Il est où, le bonheur
Veut-on une écologie du consensus ou du conflit ? Faut-il en passer par la rue ou par les urnes ? Par la violence ou par les petits gestes quotidiens ? Par le haut ou par le bas ? François Ruffin s'adresse aux "Jeunes pour les climat" en traçant un chemin, en s'appuyant sur notre histoire sociale. Le mardi 23 juillet dernier, Greta Thunberg et ses jeunes amis visitaient l'Assemblée nationale. " La bataille pour le climat, nous la gagnerons tous ensemble ! ", entendait-on alors.
"Nous sommes tous sur la même planète, tous sur le même bateau", "les grands défis, nous ne les résoudrons qu'en agissant ensemble, en étant davantage réconciliés...". Au nom de l'écologie, les injonctions au consensus pleuvent de partout. Voilà que cet impératif, sauver la planète, nous rassemblerait tous, riches et pauvres, damnés de la Terre et actionnaires, par-delà les frontières, tous unis contre la catastrophe en cours.
Voilà que ce nouveau spectre, le réchauffement, éteindrait "la guerre des classes". Au contraire, me semble-t-il. Au contraire. "La guerre des classes existe, déclarait le milliardaire américain Warren Buffett, et c'est la mienne, la classe des riches, qui mène cette guerre et nous sommes en train de la remporter". Cela vaut pour l'environnement également : si nous sommes tous sur le même bateau, eux dansent sur le pont, tandis que nous voyons l'eau monter dans les cales.
Et ils préparent leur exil, en Norvège ou en Suède pour les banquiers de la City, dans des ranchs de Nouvelle-Zélande pour les branchés de la Silicon Valley.

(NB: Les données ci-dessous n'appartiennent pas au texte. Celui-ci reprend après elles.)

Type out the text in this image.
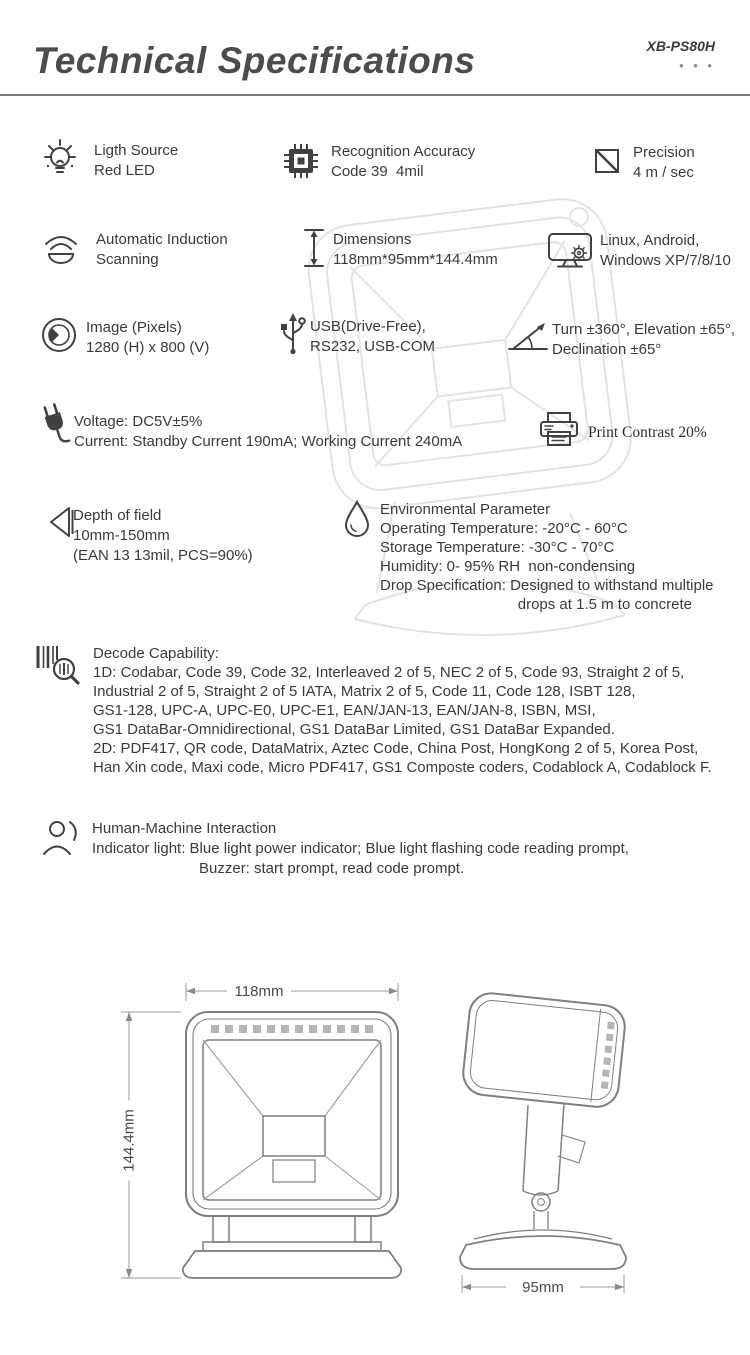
Technical Specifications	XB-PS80H
• • •
Ligth Source
Red LED
Recognition Accuracy
Code 39  4mil
Precision
4 m / sec
Automatic Induction
Scanning
Dimensions
118mm*95mm*144.4mm
Linux, Android,
Windows XP/7/8/10
Image (Pixels)
1280 (H) x 800 (V)
USB(Drive-Free),
RS232, USB-COM
Turn ±360°, Elevation ±65°,
Declination ±65°
Voltage: DC5V±5%
Current: Standby Current 190mA; Working Current 240mA
Print Contrast 20%
Depth of field
10mm-150mm
(EAN 13 13mil, PCS=90%)
Environmental Parameter
Operating Temperature: -20°C - 60°C
Storage Temperature: -30°C - 70°C
Humidity: 0- 95% RH  non-condensing
Drop Specification: Designed to withstand multiple
drops at 1.5 m to concrete
Decode Capability:
1D: Codabar, Code 39, Code 32, Interleaved 2 of 5, NEC 2 of 5, Code 93, Straight 2 of 5,
Industrial 2 of 5, Straight 2 of 5 IATA, Matrix 2 of 5, Code 11, Code 128, ISBT 128,
GS1-128, UPC-A, UPC-E0, UPC-E1, EAN/JAN-13, EAN/JAN-8, ISBN, MSI,
GS1 DataBar-Omnidirectional, GS1 DataBar Limited, GS1 DataBar Expanded.
2D: PDF417, QR code, DataMatrix, Aztec Code, China Post, HongKong 2 of 5, Korea Post,
Han Xin code, Maxi code, Micro PDF417, GS1 Composte coders, Codablock A, Codablock F.
Human-Machine Interaction
Indicator light: Blue light power indicator; Blue light flashing code reading prompt,
Buzzer: start prompt, read code prompt.
118mm
144.4mm
95mm
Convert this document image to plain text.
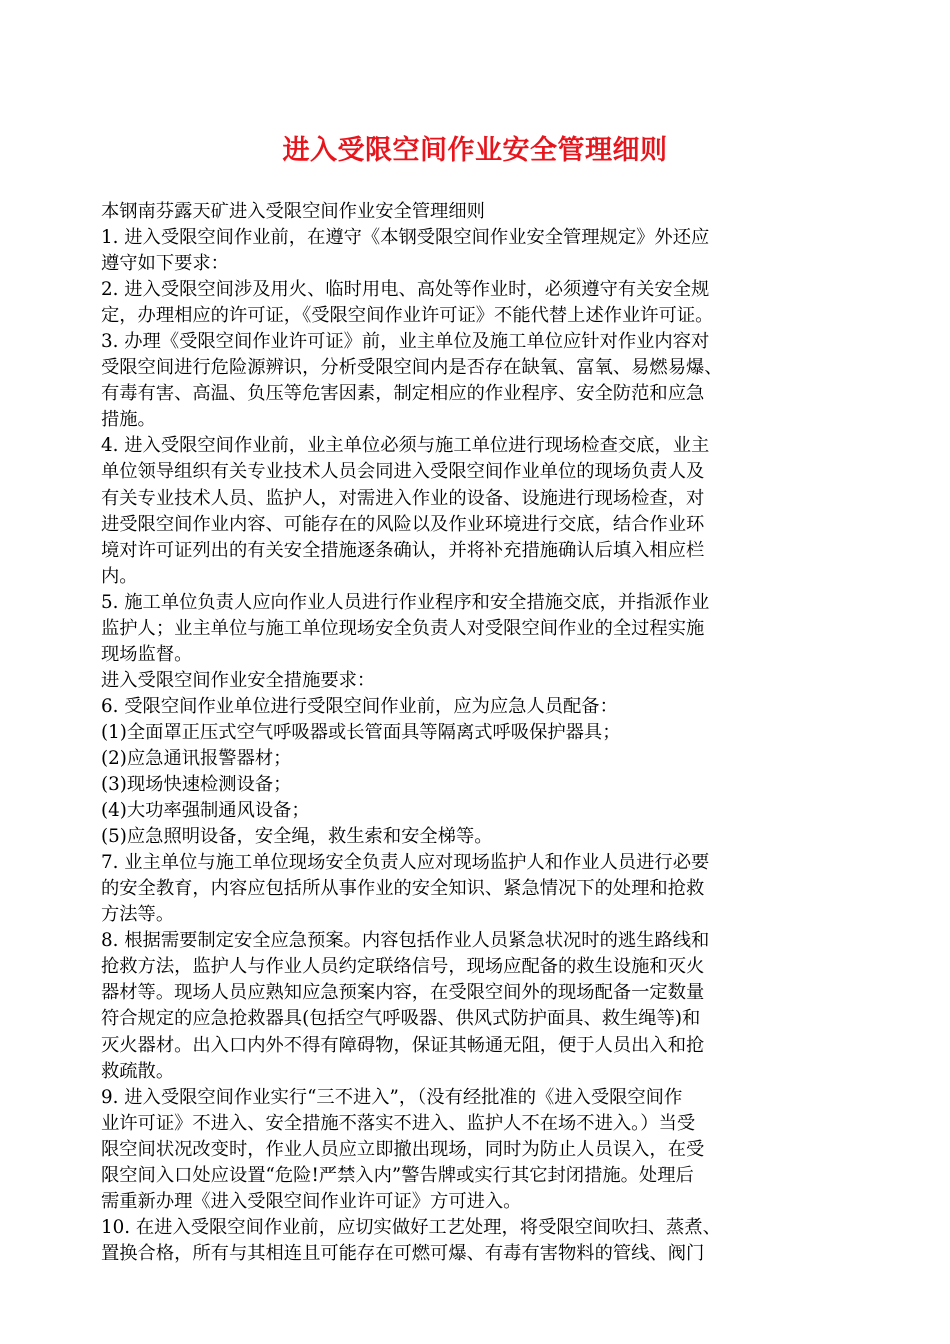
进入受限空间作业安全管理细则
本钢南芬露天矿进入受限空间作业安全管理细则
1. 进入受限空间作业前，在遵守《本钢受限空间作业安全管理规定》外还应
遵守如下要求：
2. 进入受限空间涉及用火、临时用电、高处等作业时，必须遵守有关安全规
定，办理相应的许可证，《受限空间作业许可证》不能代替上述作业许可证。
3. 办理《受限空间作业许可证》前，业主单位及施工单位应针对作业内容对
受限空间进行危险源辨识，分析受限空间内是否存在缺氧、富氧、易燃易爆、
有毒有害、高温、负压等危害因素，制定相应的作业程序、安全防范和应急
措施。
4. 进入受限空间作业前，业主单位必须与施工单位进行现场检查交底，业主
单位领导组织有关专业技术人员会同进入受限空间作业单位的现场负责人及
有关专业技术人员、监护人，对需进入作业的设备、设施进行现场检查，对
进受限空间作业内容、可能存在的风险以及作业环境进行交底，结合作业环
境对许可证列出的有关安全措施逐条确认，并将补充措施确认后填入相应栏
内。
5. 施工单位负责人应向作业人员进行作业程序和安全措施交底，并指派作业
监护人；业主单位与施工单位现场安全负责人对受限空间作业的全过程实施
现场监督。
进入受限空间作业安全措施要求：
6. 受限空间作业单位进行受限空间作业前，应为应急人员配备：
(1)全面罩正压式空气呼吸器或长管面具等隔离式呼吸保护器具；
(2)应急通讯报警器材；
(3)现场快速检测设备；
(4)大功率强制通风设备；
(5)应急照明设备，安全绳，救生索和安全梯等。
7. 业主单位与施工单位现场安全负责人应对现场监护人和作业人员进行必要
的安全教育，内容应包括所从事作业的安全知识、紧急情况下的处理和抢救
方法等。
8. 根据需要制定安全应急预案。内容包括作业人员紧急状况时的逃生路线和
抢救方法，监护人与作业人员约定联络信号，现场应配备的救生设施和灭火
器材等。现场人员应熟知应急预案内容，在受限空间外的现场配备一定数量
符合规定的应急抢救器具(包括空气呼吸器、供风式防护面具、救生绳等)和
灭火器材。出入口内外不得有障碍物，保证其畅通无阻，便于人员出入和抢
救疏散。
9. 进入受限空间作业实行“三不进入”，（没有经批准的《进入受限空间作
业许可证》不进入、安全措施不落实不进入、监护人不在场不进入。）当受
限空间状况改变时，作业人员应立即撤出现场，同时为防止人员误入，在受
限空间入口处应设置“危险!严禁入内”警告牌或实行其它封闭措施。处理后
需重新办理《进入受限空间作业许可证》方可进入。
10. 在进入受限空间作业前，应切实做好工艺处理，将受限空间吹扫、蒸煮、
置换合格，所有与其相连且可能存在可燃可爆、有毒有害物料的管线、阀门
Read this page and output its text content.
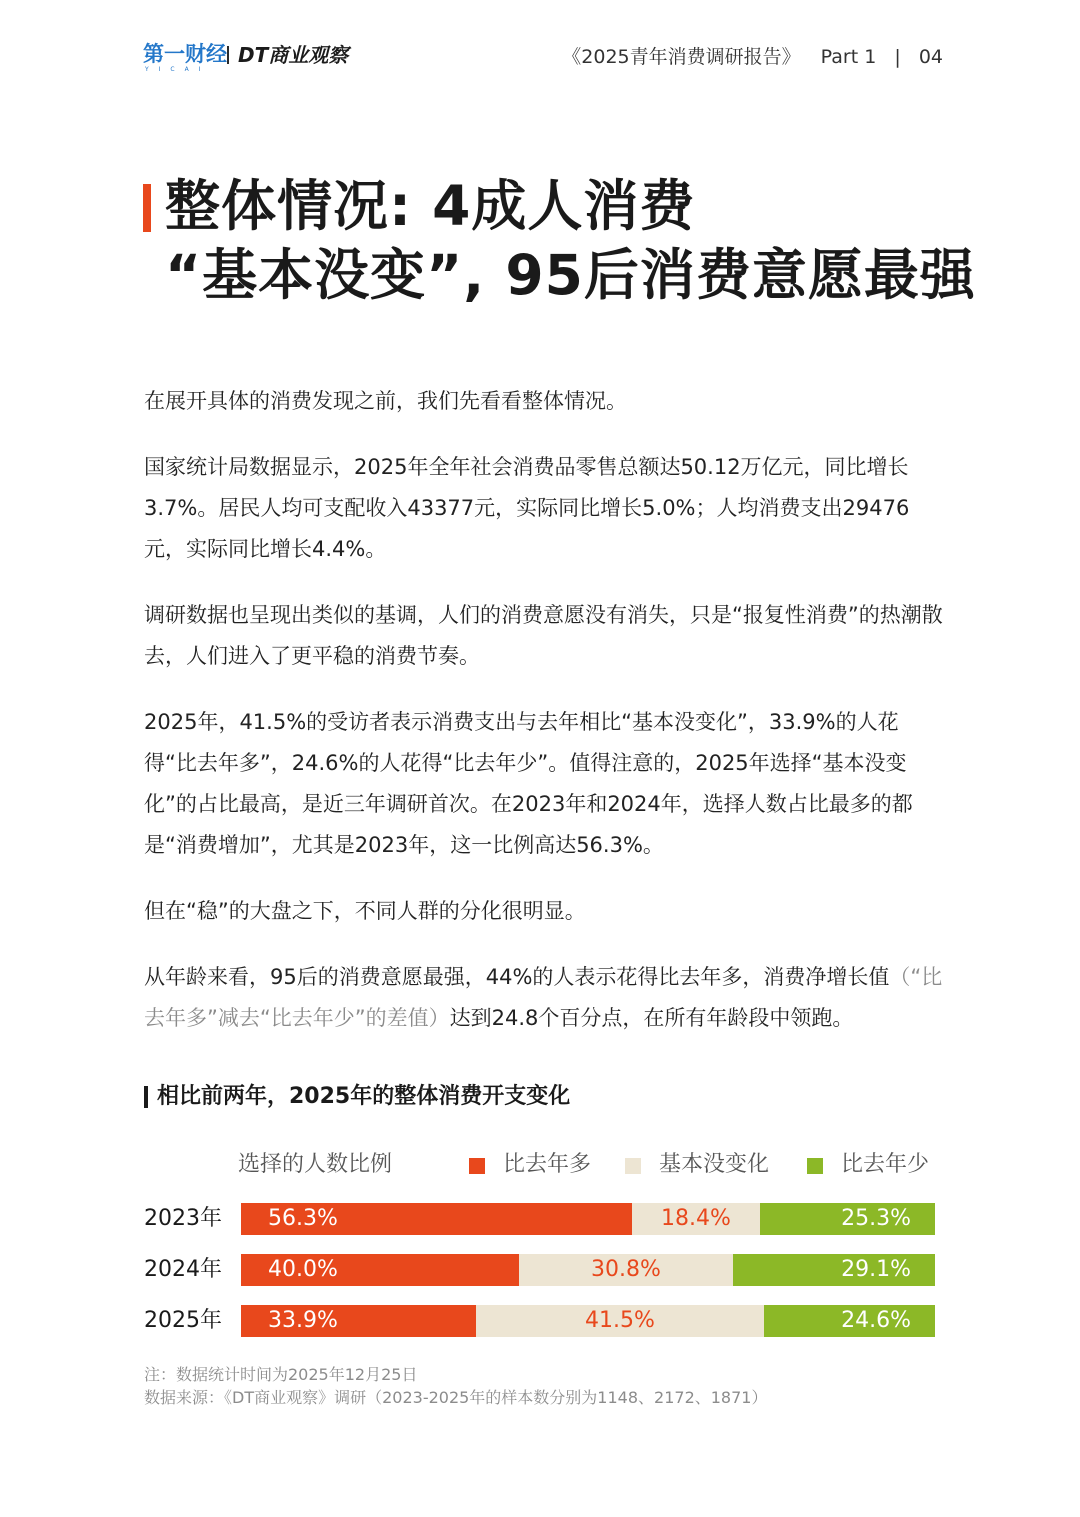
第一财经
YICAI
DT商业观察	《2025青年消费调研报告》 Part 1 | 04
整体情况: 4成人消费
“基本没变”, 95后消费意愿最强
在展开具体的消费发现之前，我们先看看整体情况。
国家统计局数据显示，2025年全年社会消费品零售总额达50.12万亿元，同比增长3.7%。居民人均可支配收入43377元，实际同比增长5.0%；人均消费支出29476元，实际同比增长4.4%。
调研数据也呈现出类似的基调，人们的消费意愿没有消失，只是“报复性消费”的热潮散去，人们进入了更平稳的消费节奏。
2025年，41.5%的受访者表示消费支出与去年相比“基本没变化”，33.9%的人花得“比去年多”，24.6%的人花得“比去年少”。值得注意的，2025年选择“基本没变化”的占比最高，是近三年调研首次。在2023年和2024年，选择人数占比最多的都是“消费增加”，尤其是2023年，这一比例高达56.3%。
但在“稳”的大盘之下，不同人群的分化很明显。
从年龄来看，95后的消费意愿最强，44%的人表示花得比去年多，消费净增长值（“比去年多”减去“比去年少”的差值）达到24.8个百分点，在所有年龄段中领跑。
相比前两年，2025年的整体消费开支变化
选择的人数比例	比去年多	基本没变化	比去年少
2023年	56.3%	18.4%	25.3%
2024年	40.0%	30.8%	29.1%
2025年	33.9%	41.5%	24.6%
注：数据统计时间为2025年12月25日
数据来源：《DT商业观察》调研（2023-2025年的样本数分别为1148、2172、1871）
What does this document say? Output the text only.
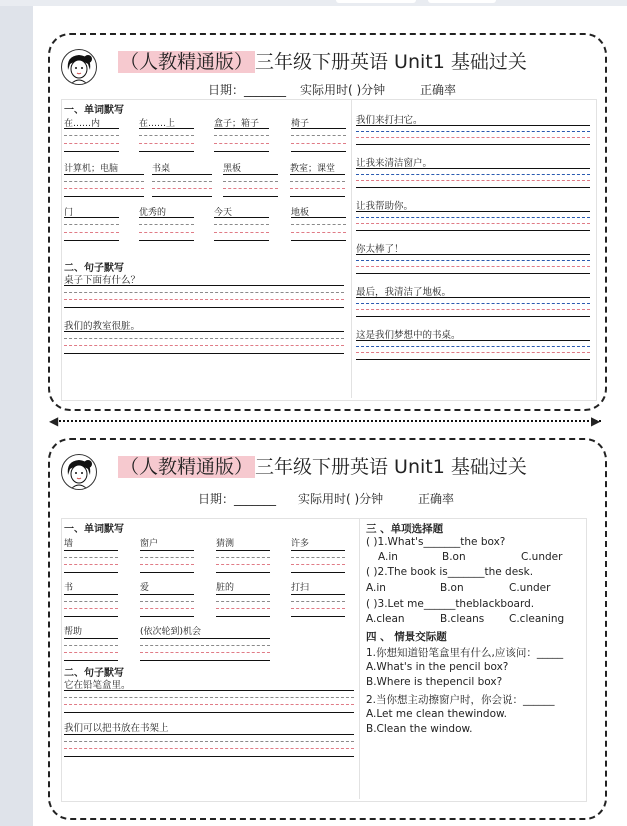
（人教精通版） 三年级下册英语 Unit1 基础过关
日期：_______ 实际用时( )分钟	正确率
一、单词默写
在……内	在……上	盒子；箱子	椅子
计算机；电脑	书桌	黑板	教室；课堂
门	优秀的	今天	地板
二、句子默写
桌子下面有什么？
我们的教室很脏。
我们来打扫它。
让我来清洁窗户。
让我帮助你。
你太棒了！
最后，我清洁了地板。
这是我们梦想中的书桌。
◀	▶
（人教精通版） 三年级下册英语 Unit1 基础过关
日期：_______ 实际用时( )分钟	正确率
一、单词默写
墙	窗户	猜测	许多
书	爱	脏的	打扫
帮助	(依次轮到)机会
二、句子默写
它在铅笔盒里。
我们可以把书放在书架上
三 、单项选择题
( )1.What's_______the box?
A.in	B.on	C.under
( )2.The book is_______the desk.
A.in	B.on	C.under
( )3.Let me______theblackboard.
A.clean	B.cleans C.cleaning
四 、 情景交际题
1.你想知道铅笔盒里有什么,应该问：_____
A.What's in the pencil box?
B.Where is thepencil box?
2.当你想主动擦窗户时，你会说：______
A.Let me clean thewindow.
B.Clean the window.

La crise écologique aiguise cette lutte, même, la renforce. La "guerre" ne porte plus seulement sur le niveau de vie, mais sur la vie elle-même. Nous sommes engagés dans un combat, des "Terriens" contre des "forces destructrices", de l'intérêt général contre les multinationales.
Nous avons des adversaires, et ils sont organisés, avec des bataillons d'avocats, de lobbies, d'éditorialistes, d'élus, jusqu'au sommet des Etats, qui tout à la fois mènent la guerre et qui, chez nous, la dissimulent. Ils la déguisaient hier sous des études climato-sceptiques et la masquent aujourd'hui sous la "croissance verte", le "développement durable", ou des phrases non dénuées d'hypocrisies : "nous ne pouvons agir seuls", "il nous faut un cadre européen", "ne pas nuire à la compétitivité"...
Nous sommes dirigés par des psychopathes du profit, de la croissance, de la concurrence, et ils nous dirigent droit dans le mur. Nous devons leur reprendre le volant des mains. Nous devons appuyer sur le frein.